Finding the grace of healing in the Holy Land

An image at the Basilica of the Annunciation, above, and the altar, below.

Saint Ignatius of Loyola advised pilgrims to ask God for the graces they needed before beginning their journey. As my wife and I prepared for our pilgrimage to the Holy Land with America Media, led by Father James Martin, SJ, I prayed for the grace of emotional and psychological healing. This grace of healing was something I urgently needed.

This past summer, I experienced a sudden and seemingly permanent loss of a friendship that I had valued so much. The abruptness with which it ended took me by surprise and, honestly, it broke my heart. I began a long downward spiral into depression that had a significant impact on me.

As a mental health therapist, I counsel many clients with depression. I’m keenly aware of how devastating this mood disorder can be. But this was the first time I personally experienced this feeling. I felt a huge weight on my heart and my psyche. I couldn’t sleep and didn’t eat. The pain was so intense that tears came readily and spontaneously. All the joy was sucked out of my daily life. A social worker colleague said, “Depression is a time and life stealer.” Worse, I hid this from family and friends, which made the depression more intense.

By the time we were preparing for our pilgrimage to the Holy Land, I was better but still in emotional pain. I so much wanted to get back to my normal self. So I asked God for the grace of healing.

After landing in Tel Aviv, our first stop was to the Mount of Beatitudes. The beautiful guest house where we stayed for three nights was right on the Sea of Galilee where tradition holds that Jesus preached the Sermon on the Mount. It was readily apparent to the 106 pilgrims that this pilgrimage was going to be blessed and full of many grace-filled moments.

Father Martin addressed us and told us that Jesus lived hic. Here. This Latin word would be repeated dozens of time. Hic. Jesus taught hic. He healed hic. He was born hic.

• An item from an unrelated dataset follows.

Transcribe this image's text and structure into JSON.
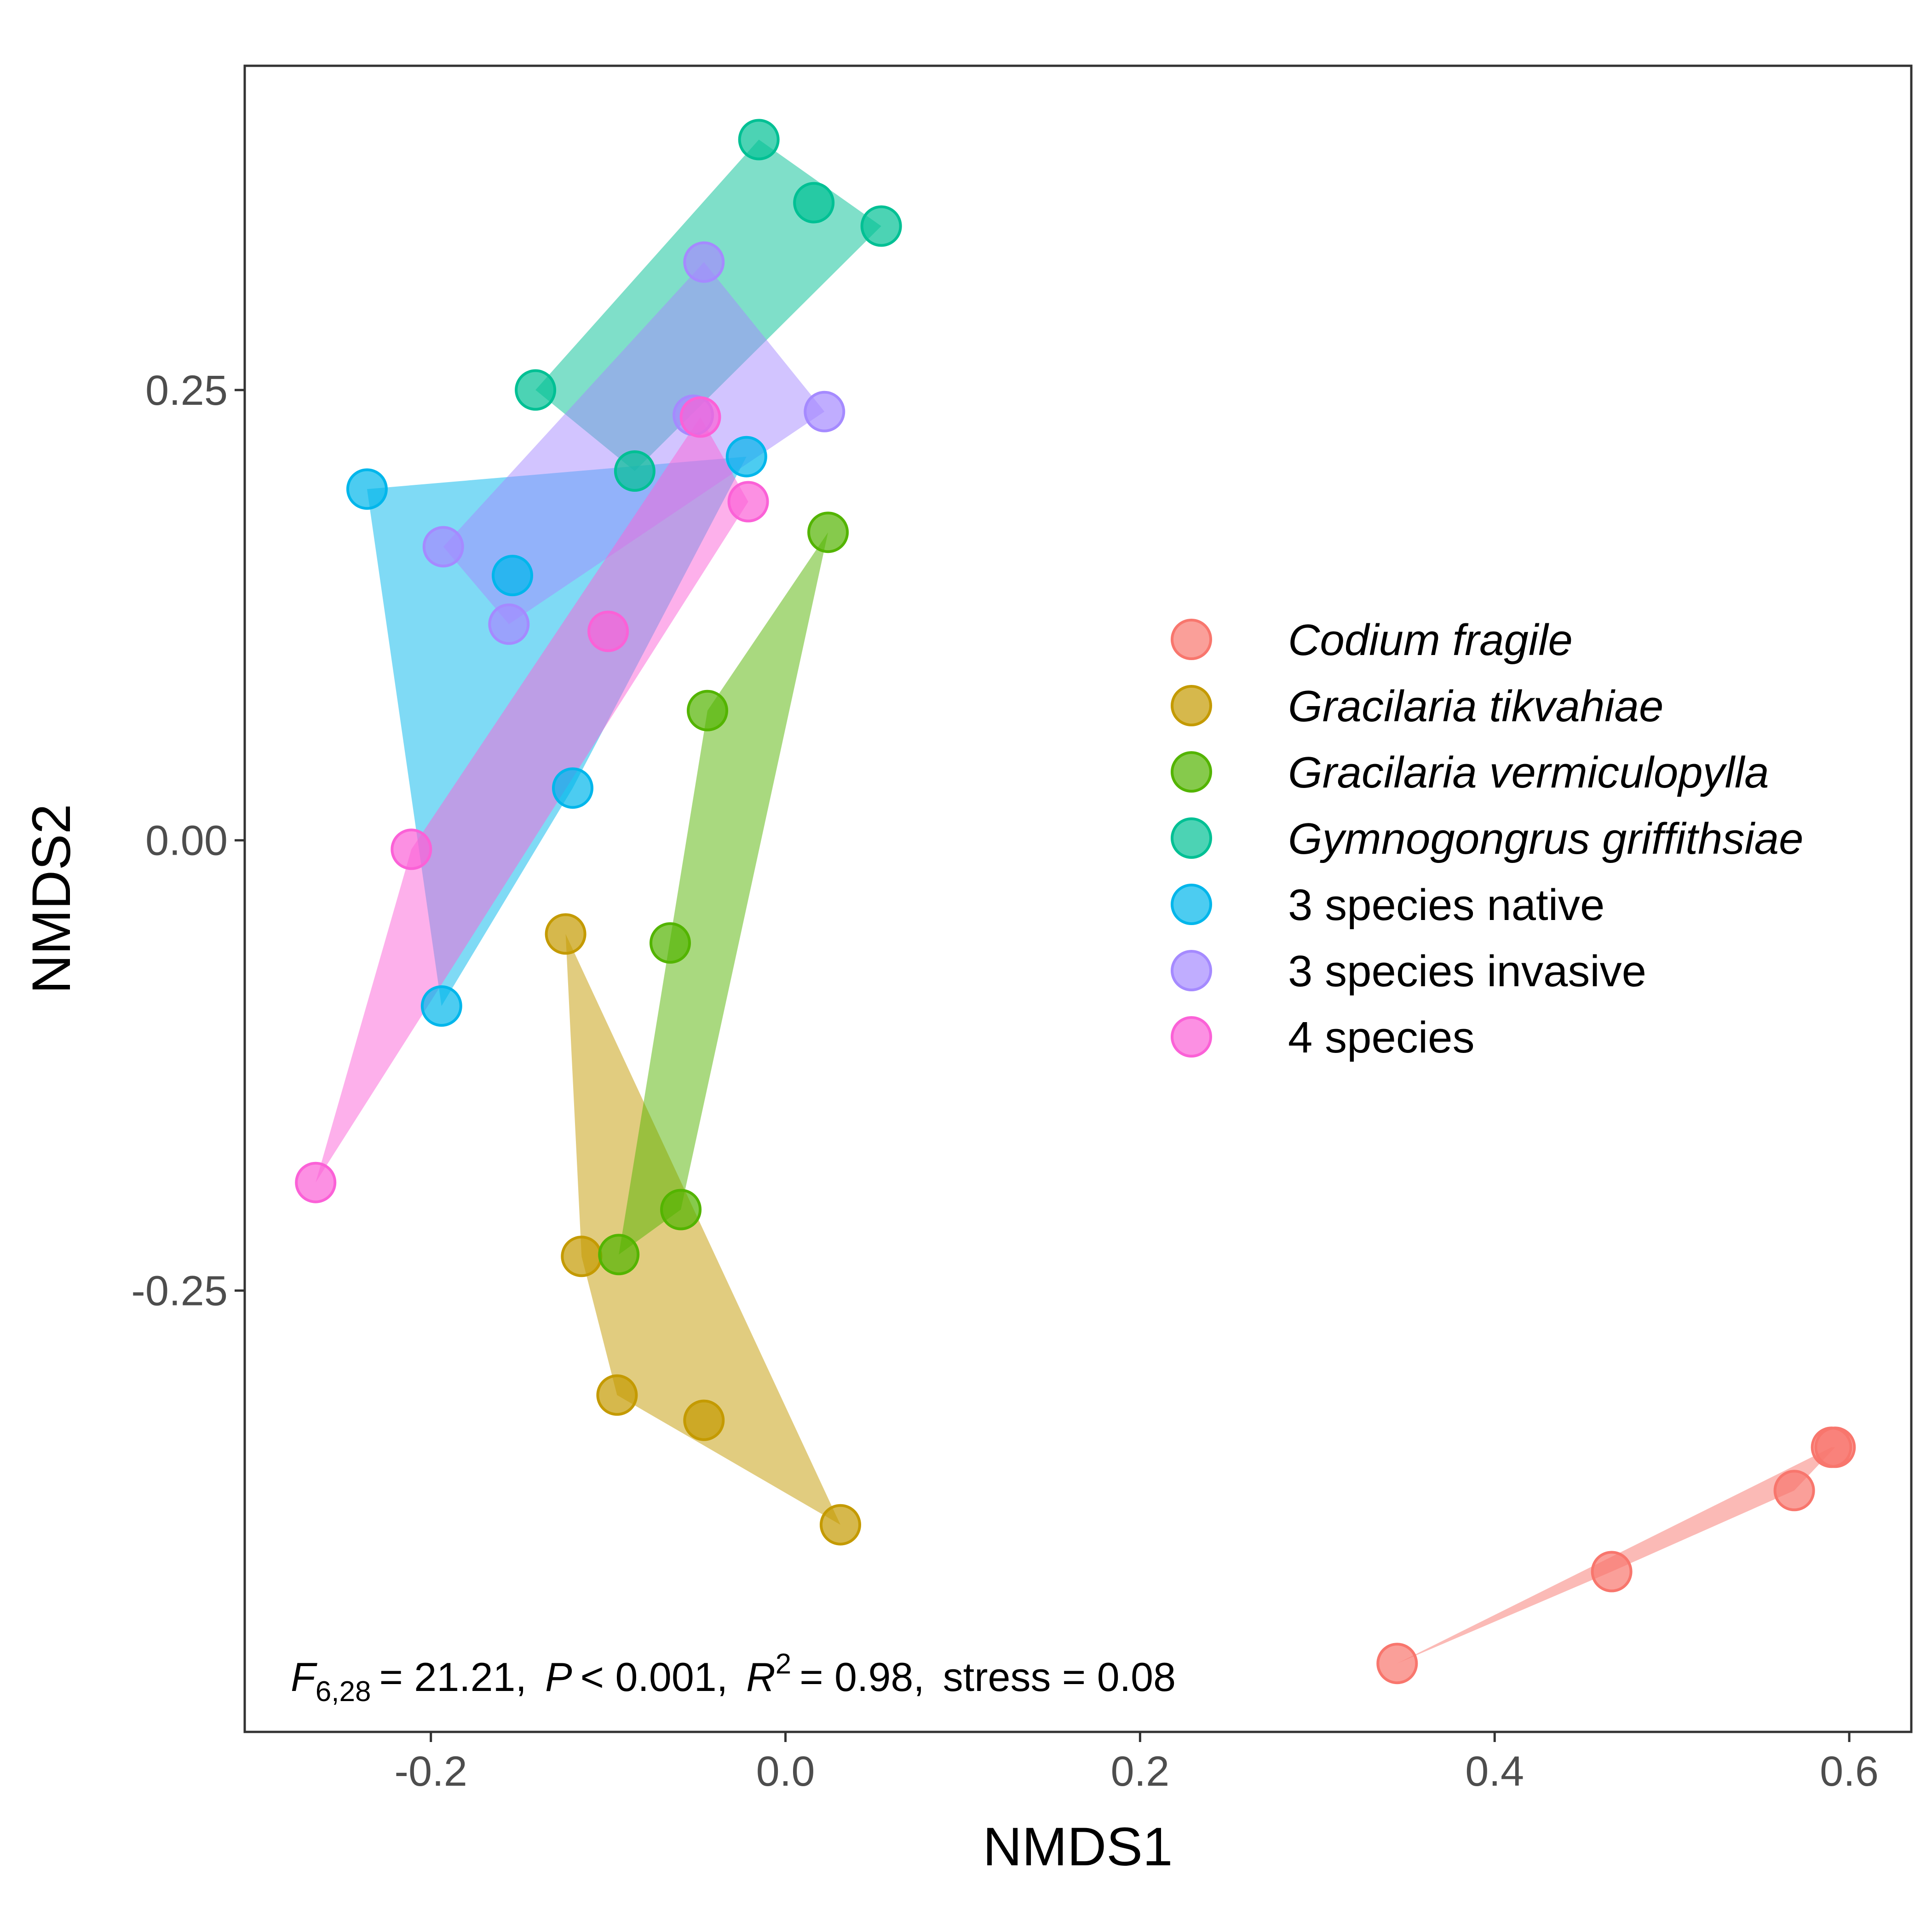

The Sea of Galilee and the surrounding environment is breath-takingly beautiful. The rolling green hills completely envelop the Sea which is about 200 feet below sea level. The Gospel story of the sudden storm that took the Apostles by surprise, when they had to awaken a sleeping Jesus took on a new meaning for us. We were on a boat on the Sea of Galilee for an hour and the weather changed many times—sunny and clear, then windy and overcast, then sun, then rain. Jesus calmed the stormy sea hic.

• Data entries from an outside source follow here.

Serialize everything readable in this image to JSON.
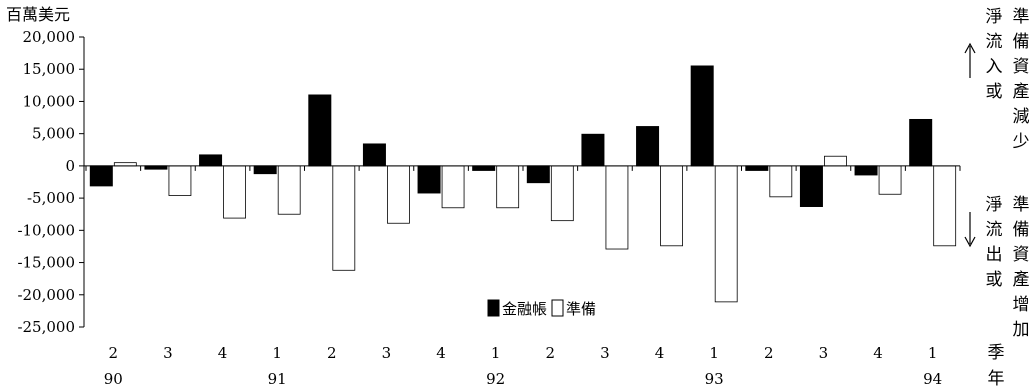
{
  "chart_data": {
    "type": "bar",
    "unit_label": "百萬美元",
    "y_ticks": [
      "20,000",
      "15,000",
      "10,000",
      "5,000",
      "0",
      "-5,000",
      "-10,000",
      "-15,000",
      "-20,000",
      "-25,000"
    ],
    "ylim": [
      -25000,
      20000
    ],
    "grid": false,
    "quarters": [
      "2",
      "3",
      "4",
      "1",
      "2",
      "3",
      "4",
      "1",
      "2",
      "3",
      "4",
      "1",
      "2",
      "3",
      "4",
      "1"
    ],
    "years": [
      {
        "label": "90",
        "index": 0
      },
      {
        "label": "91",
        "index": 3
      },
      {
        "label": "92",
        "index": 7
      },
      {
        "label": "93",
        "index": 11
      },
      {
        "label": "94",
        "index": 15
      }
    ],
    "series": [
      {
        "name": "金融帳",
        "color": "#000000",
        "values": [
          -3100,
          -500,
          1700,
          -1200,
          11000,
          3400,
          -4200,
          -700,
          -2600,
          4900,
          6100,
          15500,
          -700,
          -6300,
          -1400,
          7200
        ]
      },
      {
        "name": "準備",
        "color": "#ffffff",
        "values": [
          500,
          -4600,
          -8100,
          -7500,
          -16200,
          -8900,
          -6500,
          -6500,
          -8500,
          -12900,
          -12400,
          -21100,
          -4800,
          1500,
          -4400,
          -12400
        ]
      }
    ],
    "legend_position": "bottom-center",
    "right_annotation_top": {
      "col1": "淨流入或",
      "col2": "準備資產減少"
    },
    "right_annotation_bottom": {
      "col1": "淨流出或",
      "col2": "準備資產增加"
    },
    "x_axis_label": {
      "top": "季",
      "bottom": "年"
    }
  }
}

We took a short bus ride to Nazareth. Biblical scholars estimate that in those days, this poor town had 200 to 400 residents. It was an obscure village and the recipient of a joke from Nathaniel in John’s Gospel when he said, “Can anything good come out of Nazareth?” In my depression, I wondered if anything good could come from me. Irrational thoughts bedevil the depressed psyche.

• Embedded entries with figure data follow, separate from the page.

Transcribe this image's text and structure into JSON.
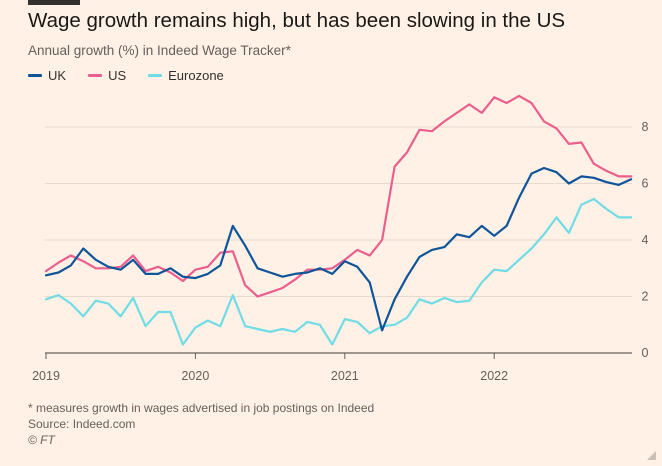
{
  "header": {
    "title": "Wage growth remains high, but has been slowing in the US",
    "subtitle": "Annual growth (%) in Indeed Wage Tracker*"
  },
  "footer": {
    "note": "* measures growth in wages advertised in job postings on Indeed",
    "source": "Source: Indeed.com",
    "credit": "© FT"
  },
  "colors": {
    "background": "#fff1e5",
    "uk": "#0f5499",
    "us": "#eb5e8d",
    "eurozone": "#70dce6"
  },
  "chart_data": {
    "type": "line",
    "title": "Wage growth remains high, but has been slowing in the US",
    "subtitle": "Annual growth (%) in Indeed Wage Tracker*",
    "xlabel": "",
    "ylabel": "",
    "x_ticks": [
      "2019",
      "2020",
      "2021",
      "2022"
    ],
    "y_ticks": [
      "0",
      "2",
      "4",
      "6",
      "8"
    ],
    "ylim": [
      0,
      9.5
    ],
    "grid": true,
    "legend_position": "top-left",
    "x": [
      "2019-01",
      "2019-02",
      "2019-03",
      "2019-04",
      "2019-05",
      "2019-06",
      "2019-07",
      "2019-08",
      "2019-09",
      "2019-10",
      "2019-11",
      "2019-12",
      "2020-01",
      "2020-02",
      "2020-03",
      "2020-04",
      "2020-05",
      "2020-06",
      "2020-07",
      "2020-08",
      "2020-09",
      "2020-10",
      "2020-11",
      "2020-12",
      "2021-01",
      "2021-02",
      "2021-03",
      "2021-04",
      "2021-05",
      "2021-06",
      "2021-07",
      "2021-08",
      "2021-09",
      "2021-10",
      "2021-11",
      "2021-12",
      "2022-01",
      "2022-02",
      "2022-03",
      "2022-04",
      "2022-05",
      "2022-06",
      "2022-07",
      "2022-08",
      "2022-09",
      "2022-10",
      "2022-11",
      "2022-12"
    ],
    "series": [
      {
        "name": "UK",
        "color": "#0f5499",
        "values": [
          2.75,
          2.85,
          3.1,
          3.7,
          3.3,
          3.05,
          2.95,
          3.3,
          2.8,
          2.8,
          3.0,
          2.7,
          2.65,
          2.8,
          3.1,
          4.5,
          3.8,
          3.0,
          2.85,
          2.7,
          2.8,
          2.85,
          3.0,
          2.8,
          3.25,
          3.05,
          2.5,
          0.8,
          1.9,
          2.7,
          3.4,
          3.65,
          3.75,
          4.2,
          4.1,
          4.5,
          4.15,
          4.5,
          5.5,
          6.35,
          6.55,
          6.4,
          6.0,
          6.25,
          6.2,
          6.05,
          5.95,
          6.15
        ]
      },
      {
        "name": "US",
        "color": "#eb5e8d",
        "values": [
          2.9,
          3.2,
          3.45,
          3.25,
          3.0,
          3.0,
          3.05,
          3.45,
          2.9,
          3.05,
          2.85,
          2.55,
          2.95,
          3.05,
          3.55,
          3.6,
          2.4,
          2.0,
          2.15,
          2.3,
          2.6,
          2.95,
          2.95,
          3.0,
          3.3,
          3.65,
          3.45,
          4.0,
          6.6,
          7.1,
          7.9,
          7.85,
          8.2,
          8.5,
          8.8,
          8.5,
          9.05,
          8.85,
          9.1,
          8.85,
          8.2,
          7.95,
          7.4,
          7.45,
          6.7,
          6.45,
          6.25,
          6.25
        ]
      },
      {
        "name": "Eurozone",
        "color": "#70dce6",
        "values": [
          1.9,
          2.05,
          1.75,
          1.3,
          1.85,
          1.75,
          1.3,
          1.95,
          0.95,
          1.45,
          1.45,
          0.3,
          0.9,
          1.15,
          0.95,
          2.05,
          0.95,
          0.85,
          0.75,
          0.85,
          0.75,
          1.1,
          1.0,
          0.3,
          1.2,
          1.1,
          0.7,
          0.95,
          1.0,
          1.25,
          1.9,
          1.75,
          1.95,
          1.8,
          1.85,
          2.5,
          2.95,
          2.9,
          3.3,
          3.7,
          4.2,
          4.8,
          4.25,
          5.25,
          5.45,
          5.1,
          4.8,
          4.8
        ]
      }
    ]
  }
}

Nazareth was Mary’s home. In the Basilica of the Annunciation is an altar with this inscribed on it: VERBUM CARO HIC FACTUM EST. On this spot, Mary said “Yes” and the Word became flesh here. And I was there. Hic. I prayed for a friend at the diocese who was going through a rough time herself and I continued to pray for my own healing. I prayed for Mary’s maternal love and grace. Surrounding the Basilica of the Annunciation are various representations of Mary from cultures and countries from all over the world. I found La Virgen de los Angeles, the patroness of my ancestral home of Costa Rica. I felt Mary smiling at me.

Fewer than 200 yards away is the Chapel of Saint Joseph. As the father of our Lord, Joseph has a special place in my heart. Joseph taught Jesus, not only the carpenter trade, but like any good father, his prayers, his manners, his values. The Holy Family lived in Nazareth. And I was hic.

Each night after dinner, we had faith sharing. As each pilgrim shared how he/she was moved by something that day, it was amazing to see how the Holy Spirit works in so many different ways, touching each of us in the way that we each needed to be touched.

It is possible I may never know why my friend ended our friendship, but the severe pain is lessened and the healing has begun. Jesus heals in Nazareth, in Capernaum, in Jerusalem. But he heals hic in my heart, in my soul and in my mind. I pray he heals in yours, too.

Rod J. Herrera, LCSW is director, Office of Child & Youth Protection, Diocese of Camden.